The FBR explained that by acting as an efficient substitute for and not a parallel mechanism to the appeal process, the modified dispute resolution procedure will make sure that it is concentrated on high revenue-yielding cases and does not waste time and resources for the taxpayer as well as field formations.
The process for alternative dispute resolution has been updated under the Finance Act 2022.
Significant changes from the old system mean that disputes involving tax liabilities of $100,000,000 or more can now only be filed for resolution. Before, there was no such restriction on submitting an application through this procedure.
Taxpayers can now bring disputes involving questions of fact and law to the committee for resolution, but only if they agree that the committee’s ruling won’t be referenced or used as precedent in any subsequent cases or the same issue for a different tax year. Previously, the dispute resolution committee was expressly prohibited from resolving disagreements involving legal interpretations that had an impact on other cases.
The original proposal’s scope has been broadened to now include the taxpayer’s offer to resolve the dispute, which includes a non-revocable offer to pay tax. Taxpayers now have more options when choosing who to nominate as a member of the dispute resolution committee.
An officer of the Inland Revenue Service who has retired in B521 or higher, a respected business person nominated by a Chamber of Commerce and Industry, or a member of a panel informed by the Board in this regard are now all acceptable nominees for taxpayers. The taxpayer’s nominee member and the Chief Commissioner of Inland Revenue, who is also a member of the committee and has jurisdiction over the matter, will jointly choose the third member of the committee from the panel from which they have been informed by the Board.

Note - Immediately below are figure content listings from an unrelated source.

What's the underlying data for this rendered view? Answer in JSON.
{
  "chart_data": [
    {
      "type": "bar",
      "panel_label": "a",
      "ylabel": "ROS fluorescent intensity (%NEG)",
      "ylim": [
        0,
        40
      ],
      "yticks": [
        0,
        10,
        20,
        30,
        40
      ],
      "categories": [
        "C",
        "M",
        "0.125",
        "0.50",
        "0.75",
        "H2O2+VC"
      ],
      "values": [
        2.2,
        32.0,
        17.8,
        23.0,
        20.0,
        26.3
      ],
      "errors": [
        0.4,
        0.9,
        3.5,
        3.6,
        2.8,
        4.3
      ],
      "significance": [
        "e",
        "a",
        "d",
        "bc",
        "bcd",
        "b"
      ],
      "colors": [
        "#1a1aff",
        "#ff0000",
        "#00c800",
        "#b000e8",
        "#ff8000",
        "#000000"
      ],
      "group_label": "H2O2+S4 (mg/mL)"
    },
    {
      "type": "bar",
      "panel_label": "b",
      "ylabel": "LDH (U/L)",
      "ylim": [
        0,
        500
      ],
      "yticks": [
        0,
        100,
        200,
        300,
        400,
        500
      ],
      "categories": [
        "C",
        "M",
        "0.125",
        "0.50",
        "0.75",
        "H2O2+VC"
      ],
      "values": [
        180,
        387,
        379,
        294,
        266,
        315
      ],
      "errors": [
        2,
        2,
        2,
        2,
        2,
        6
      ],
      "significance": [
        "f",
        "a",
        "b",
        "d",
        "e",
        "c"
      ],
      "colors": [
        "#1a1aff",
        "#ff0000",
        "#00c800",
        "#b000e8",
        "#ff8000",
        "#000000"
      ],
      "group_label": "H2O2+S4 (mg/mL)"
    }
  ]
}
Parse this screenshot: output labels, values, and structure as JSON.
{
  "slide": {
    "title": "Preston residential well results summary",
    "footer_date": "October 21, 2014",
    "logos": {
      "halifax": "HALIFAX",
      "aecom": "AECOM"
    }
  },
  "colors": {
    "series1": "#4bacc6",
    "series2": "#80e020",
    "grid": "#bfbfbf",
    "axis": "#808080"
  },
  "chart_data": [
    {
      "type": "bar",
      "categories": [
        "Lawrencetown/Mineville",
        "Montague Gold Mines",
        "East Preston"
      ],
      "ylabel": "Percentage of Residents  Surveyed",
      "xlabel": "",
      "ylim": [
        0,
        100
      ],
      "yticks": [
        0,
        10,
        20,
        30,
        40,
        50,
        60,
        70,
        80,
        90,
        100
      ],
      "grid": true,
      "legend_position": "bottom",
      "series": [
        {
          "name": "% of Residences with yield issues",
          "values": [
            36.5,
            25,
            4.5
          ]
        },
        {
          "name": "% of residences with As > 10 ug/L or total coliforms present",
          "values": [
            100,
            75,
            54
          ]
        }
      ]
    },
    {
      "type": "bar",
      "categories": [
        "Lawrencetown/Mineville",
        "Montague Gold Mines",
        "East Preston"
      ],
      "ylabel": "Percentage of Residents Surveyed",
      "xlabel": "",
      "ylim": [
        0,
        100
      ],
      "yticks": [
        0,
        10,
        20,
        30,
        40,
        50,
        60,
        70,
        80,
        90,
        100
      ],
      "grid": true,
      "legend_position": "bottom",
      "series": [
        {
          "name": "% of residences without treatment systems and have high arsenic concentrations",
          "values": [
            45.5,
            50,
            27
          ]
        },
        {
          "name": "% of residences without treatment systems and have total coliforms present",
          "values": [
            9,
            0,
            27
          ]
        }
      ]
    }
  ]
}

Following the formation of the committee but before to the start of a committee procedure, the taxpayer and the Chief Commissioner of Inland Revenue, who have respective jurisdiction over the matter, would withdraw any appeals that are pending before a court of law or appellate body. Previously, there was no obligation for the withdrawal of an appeal, thus the taxpayer could decide whether to continue with it if he disagreed with the committee’s ruling.
The matter before the committee will be decided by a majority vote of the members. Previously, settlement of a disagreement by the committee members required consensus. The taxpayer and the Chief Commissioner of Inland Revenue, who has jurisdiction over the issue, must abide by the committee’s ruling. Previously, it was only obligatory on the Chief Commissioner once the taxpayer had accepted it by withdrawing their appeal, according to FBR.